Fig. 1 (A) Prototypical privileged chiral frameworks for asymmetric catalysis. (B) Classification of organocatalysts according to their catalytic motifs (X = O, S).

Similarly, the field of data-driven organocatalysis has been dominated by efforts, either on the automation side⁴² (e.g., AARON⁴³ or ACE/Virtual Chemist^44,45) or on the development of statistical models for enantioselectivity prediction,^46–52 that have focused on specific reaction classes or structurally related catalysts. There is currently a dearth of general strategies and platforms for organocatalysts comparison, fragmentation into building blocks, and assembly across a wide region of catalyst space, encompassing functionally and chemically diverse molecules with a multitude of catalytic functions.

In this work, we propose a solution in the form of OSCAR (Organic Structures for CAtalysis Repository), a database of experimentally derived or combinatorially enriched organocatalysts and of the corresponding molecular fragments that are extracted from them. Not only OSCAR constitutes a map to navigate organocatalyst space and potentially enable informed catalyst design, but the modular strategy behind its construction paves the way to a multitude of data-driven and fragment-based reaction optimization methods.^53,54 Herein, we show how such a dataset is curated and augmented with crystallographically determined structures using a combination of top-down and bottom-up approaches, and how the fragments are assembled in a combinatorial fashion to generate thousands of species.

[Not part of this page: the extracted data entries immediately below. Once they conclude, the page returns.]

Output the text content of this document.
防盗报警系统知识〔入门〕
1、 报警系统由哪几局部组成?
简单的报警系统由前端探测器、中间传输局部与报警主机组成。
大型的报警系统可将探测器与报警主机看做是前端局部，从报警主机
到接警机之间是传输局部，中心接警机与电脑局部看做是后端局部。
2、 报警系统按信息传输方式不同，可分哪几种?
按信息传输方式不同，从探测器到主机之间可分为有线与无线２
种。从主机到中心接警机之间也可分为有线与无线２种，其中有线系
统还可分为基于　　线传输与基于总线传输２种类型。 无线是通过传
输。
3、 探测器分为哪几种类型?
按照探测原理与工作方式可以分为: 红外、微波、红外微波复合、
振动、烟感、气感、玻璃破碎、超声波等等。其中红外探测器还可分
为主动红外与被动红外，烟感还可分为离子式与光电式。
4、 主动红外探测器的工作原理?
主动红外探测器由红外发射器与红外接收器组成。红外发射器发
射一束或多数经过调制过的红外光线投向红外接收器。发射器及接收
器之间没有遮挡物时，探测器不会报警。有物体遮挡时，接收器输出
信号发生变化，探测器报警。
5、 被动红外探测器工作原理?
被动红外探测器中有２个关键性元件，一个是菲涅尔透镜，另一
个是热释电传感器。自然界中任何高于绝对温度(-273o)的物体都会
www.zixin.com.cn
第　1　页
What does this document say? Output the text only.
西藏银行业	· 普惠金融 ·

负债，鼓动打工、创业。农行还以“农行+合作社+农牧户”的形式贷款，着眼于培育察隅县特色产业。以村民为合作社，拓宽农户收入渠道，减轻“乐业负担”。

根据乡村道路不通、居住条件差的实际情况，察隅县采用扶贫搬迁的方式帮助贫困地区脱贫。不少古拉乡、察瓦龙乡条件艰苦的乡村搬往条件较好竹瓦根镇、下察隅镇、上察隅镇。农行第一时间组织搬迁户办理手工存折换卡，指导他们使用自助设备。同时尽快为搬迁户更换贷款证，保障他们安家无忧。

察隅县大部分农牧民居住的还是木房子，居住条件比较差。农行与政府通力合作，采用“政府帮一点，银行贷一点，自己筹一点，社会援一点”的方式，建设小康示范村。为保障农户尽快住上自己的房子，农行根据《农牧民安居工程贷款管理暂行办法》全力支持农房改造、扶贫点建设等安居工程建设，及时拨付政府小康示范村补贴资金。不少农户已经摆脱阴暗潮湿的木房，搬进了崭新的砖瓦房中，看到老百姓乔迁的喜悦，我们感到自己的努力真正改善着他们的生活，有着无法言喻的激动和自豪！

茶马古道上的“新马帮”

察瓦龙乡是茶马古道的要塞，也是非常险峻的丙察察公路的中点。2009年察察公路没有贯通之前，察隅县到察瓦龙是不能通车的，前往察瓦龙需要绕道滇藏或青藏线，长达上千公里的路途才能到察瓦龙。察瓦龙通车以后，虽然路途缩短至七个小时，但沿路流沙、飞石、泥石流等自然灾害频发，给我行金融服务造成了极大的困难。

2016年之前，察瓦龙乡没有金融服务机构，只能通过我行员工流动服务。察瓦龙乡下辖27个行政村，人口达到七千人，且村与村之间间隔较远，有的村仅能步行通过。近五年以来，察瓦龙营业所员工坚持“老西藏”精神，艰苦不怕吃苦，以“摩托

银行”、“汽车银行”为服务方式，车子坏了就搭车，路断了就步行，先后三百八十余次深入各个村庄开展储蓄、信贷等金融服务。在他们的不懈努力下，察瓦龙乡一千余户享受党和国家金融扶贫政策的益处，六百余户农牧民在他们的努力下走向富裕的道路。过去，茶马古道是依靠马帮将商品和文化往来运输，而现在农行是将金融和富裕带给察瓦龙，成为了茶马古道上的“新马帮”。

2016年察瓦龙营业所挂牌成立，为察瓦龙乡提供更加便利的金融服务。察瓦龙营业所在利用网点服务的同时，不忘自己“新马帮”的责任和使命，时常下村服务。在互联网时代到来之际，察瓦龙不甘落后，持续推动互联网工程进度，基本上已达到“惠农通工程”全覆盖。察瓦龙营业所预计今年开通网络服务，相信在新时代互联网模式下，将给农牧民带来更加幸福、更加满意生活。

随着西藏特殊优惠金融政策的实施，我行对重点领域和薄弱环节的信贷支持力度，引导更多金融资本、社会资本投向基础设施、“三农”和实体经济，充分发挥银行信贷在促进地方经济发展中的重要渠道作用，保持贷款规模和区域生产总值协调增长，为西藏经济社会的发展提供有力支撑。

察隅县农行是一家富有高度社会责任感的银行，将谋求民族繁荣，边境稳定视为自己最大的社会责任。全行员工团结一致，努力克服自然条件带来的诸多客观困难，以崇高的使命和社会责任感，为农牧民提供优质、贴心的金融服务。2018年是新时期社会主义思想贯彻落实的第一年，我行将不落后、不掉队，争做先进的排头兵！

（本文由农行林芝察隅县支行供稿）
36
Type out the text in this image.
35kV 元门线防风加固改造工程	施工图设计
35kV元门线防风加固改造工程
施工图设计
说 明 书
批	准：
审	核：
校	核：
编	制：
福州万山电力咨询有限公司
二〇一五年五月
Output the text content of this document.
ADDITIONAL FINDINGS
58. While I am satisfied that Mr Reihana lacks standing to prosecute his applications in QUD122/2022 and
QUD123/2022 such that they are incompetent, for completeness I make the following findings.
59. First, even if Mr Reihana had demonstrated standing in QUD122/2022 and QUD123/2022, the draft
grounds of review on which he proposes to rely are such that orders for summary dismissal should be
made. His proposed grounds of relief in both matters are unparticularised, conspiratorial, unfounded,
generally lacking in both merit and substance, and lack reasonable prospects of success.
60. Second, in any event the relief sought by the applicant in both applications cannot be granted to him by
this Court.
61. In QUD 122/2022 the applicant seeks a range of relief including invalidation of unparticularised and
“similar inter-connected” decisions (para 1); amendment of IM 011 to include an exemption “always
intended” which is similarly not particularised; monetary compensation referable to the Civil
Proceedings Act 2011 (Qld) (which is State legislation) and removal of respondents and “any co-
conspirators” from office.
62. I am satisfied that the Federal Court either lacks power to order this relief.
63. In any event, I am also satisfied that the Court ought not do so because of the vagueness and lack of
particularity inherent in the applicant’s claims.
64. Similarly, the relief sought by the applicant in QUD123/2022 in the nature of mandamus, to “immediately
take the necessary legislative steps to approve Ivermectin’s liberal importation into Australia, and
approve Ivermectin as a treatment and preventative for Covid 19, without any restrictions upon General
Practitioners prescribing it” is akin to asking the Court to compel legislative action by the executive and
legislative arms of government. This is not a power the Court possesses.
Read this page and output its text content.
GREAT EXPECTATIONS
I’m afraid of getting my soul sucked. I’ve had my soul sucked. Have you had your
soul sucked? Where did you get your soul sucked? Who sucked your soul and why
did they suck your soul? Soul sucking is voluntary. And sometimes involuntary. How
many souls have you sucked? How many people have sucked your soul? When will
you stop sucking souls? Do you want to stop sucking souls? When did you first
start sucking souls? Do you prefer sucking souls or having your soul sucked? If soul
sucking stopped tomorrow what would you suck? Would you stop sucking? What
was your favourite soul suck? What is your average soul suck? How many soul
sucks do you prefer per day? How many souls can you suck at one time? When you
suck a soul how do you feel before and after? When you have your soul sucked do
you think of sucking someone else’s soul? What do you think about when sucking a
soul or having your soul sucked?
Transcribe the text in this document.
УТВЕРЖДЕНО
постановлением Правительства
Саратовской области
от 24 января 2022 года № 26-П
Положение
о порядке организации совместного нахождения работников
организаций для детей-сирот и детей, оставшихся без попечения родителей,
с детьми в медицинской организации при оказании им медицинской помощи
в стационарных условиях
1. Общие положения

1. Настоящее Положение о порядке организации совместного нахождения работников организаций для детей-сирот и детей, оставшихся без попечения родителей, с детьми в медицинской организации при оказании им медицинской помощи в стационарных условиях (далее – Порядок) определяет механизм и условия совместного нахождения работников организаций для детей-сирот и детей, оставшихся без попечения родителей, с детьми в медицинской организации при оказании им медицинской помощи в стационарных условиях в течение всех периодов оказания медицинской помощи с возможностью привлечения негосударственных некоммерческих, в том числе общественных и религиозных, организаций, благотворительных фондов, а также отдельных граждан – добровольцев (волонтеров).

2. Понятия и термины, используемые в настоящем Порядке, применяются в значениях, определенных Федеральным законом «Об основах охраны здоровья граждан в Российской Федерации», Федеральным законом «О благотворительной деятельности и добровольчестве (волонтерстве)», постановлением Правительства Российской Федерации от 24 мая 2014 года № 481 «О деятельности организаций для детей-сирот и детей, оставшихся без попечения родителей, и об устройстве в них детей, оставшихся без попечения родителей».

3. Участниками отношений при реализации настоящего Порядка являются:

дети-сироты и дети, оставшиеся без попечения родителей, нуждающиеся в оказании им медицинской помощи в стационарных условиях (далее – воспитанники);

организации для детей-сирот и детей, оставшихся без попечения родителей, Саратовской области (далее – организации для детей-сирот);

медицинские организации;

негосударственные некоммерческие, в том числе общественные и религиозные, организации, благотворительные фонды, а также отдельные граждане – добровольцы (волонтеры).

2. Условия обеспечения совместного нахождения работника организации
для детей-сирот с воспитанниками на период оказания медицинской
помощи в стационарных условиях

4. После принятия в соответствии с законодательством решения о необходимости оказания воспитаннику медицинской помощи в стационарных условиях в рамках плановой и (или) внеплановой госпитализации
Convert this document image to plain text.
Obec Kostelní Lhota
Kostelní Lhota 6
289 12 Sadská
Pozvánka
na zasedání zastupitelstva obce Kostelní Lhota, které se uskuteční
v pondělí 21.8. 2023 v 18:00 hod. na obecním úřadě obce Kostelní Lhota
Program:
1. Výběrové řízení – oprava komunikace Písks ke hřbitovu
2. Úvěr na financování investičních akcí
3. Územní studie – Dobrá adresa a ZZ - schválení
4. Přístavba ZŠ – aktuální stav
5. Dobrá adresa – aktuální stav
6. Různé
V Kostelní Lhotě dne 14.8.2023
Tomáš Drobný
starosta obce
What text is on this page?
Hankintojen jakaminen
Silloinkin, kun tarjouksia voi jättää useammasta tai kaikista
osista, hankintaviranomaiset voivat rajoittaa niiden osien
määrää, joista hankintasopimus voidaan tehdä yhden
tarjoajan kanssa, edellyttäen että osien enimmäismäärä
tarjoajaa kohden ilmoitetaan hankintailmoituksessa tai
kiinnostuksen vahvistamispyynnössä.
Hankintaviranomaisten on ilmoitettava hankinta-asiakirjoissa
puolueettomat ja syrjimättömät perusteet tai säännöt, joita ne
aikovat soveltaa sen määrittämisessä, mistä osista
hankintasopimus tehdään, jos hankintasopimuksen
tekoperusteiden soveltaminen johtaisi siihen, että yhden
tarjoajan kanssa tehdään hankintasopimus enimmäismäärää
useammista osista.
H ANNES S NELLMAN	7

In its current forms, OSCAR contains 4000 catalysts, whose use has either been documented in the literature for organic synthesis or with chemically analogous structure reported in the Cambridge Structural Database (CSD), spanning various catalytic functions (Lewis/Brønsted acids and bases), and two exemplary enriched combinatorial supersets, OSCAR!(NHC) and OSCAR!(DHBD). The former consists of over 8000 carbenes for covalent catalysis, the latter contains ca. 1.5 million non-covalent dual-hydrogen-bond donors. The approaches used to generate these combinatorial databases (vide infra) are however transferable to other classes, implying the possibility of further extending OSCAR. A selection of stereoelectronic molecular descriptors, including reactivity indices derived from conceptual DFT, are provided and may help establishing structure–reactivity relationships for reaction optimization. All structures and properties are publicly available on the Materials Cloud for interactive visualization with Chemiscope (https://doi.org/10.24435/materialscloud:gy-3h).⁵⁵ They could serve as the starting point to define the combinatorial space for evolutionary experiments,⁵⁶ as well as the basis for dataset curation to train machine learning models for applications in organic synthesis.⁵⁴

Results and discussion

Database curation

No comprehensive repository of organocatalysts' structures covering all of the functionalities summarized in Fig. 1B currently exists. Most frequently, they are reported in the literature in 2D format (i.e., ChemDraw pictures) with associated experimental characterization data in the ESI† (NMR and IR spectra and, less often, crystal structure information), but molecular geometries are not easily accessible. To construct OSCAR, we followed a five-step protocol (Fig. 2), which starts with the manual collection of catalysts (as 2D objects) from reviews,^35,57–68 journal articles,^69–72 books,^73–77 and commercial catalogues^78,79 into a “seed” database (step 1). Each of the 1000 2D entries in this library is labelled according to the classes in Fig. 1 and converted into a 1D (i.e., SMILES strings) and subsequently 3D (i.e., optimized XYZ geometry) structure (see the Computational methods). Given that more than ∼1500 publications on organocatalysis are published each year,⁸⁰ it is virtually impossible to curate an exhaustive library of all existing catalysts. Nonetheless, the seed database aims at covering the chemical diversity observed across all of organocatalyst space in terms of chemical functionalities, catalytic motifs and scaffolds/substituents, with the added bonus of each structure either being commercially available or synthetically accessible, having being mined from the literature.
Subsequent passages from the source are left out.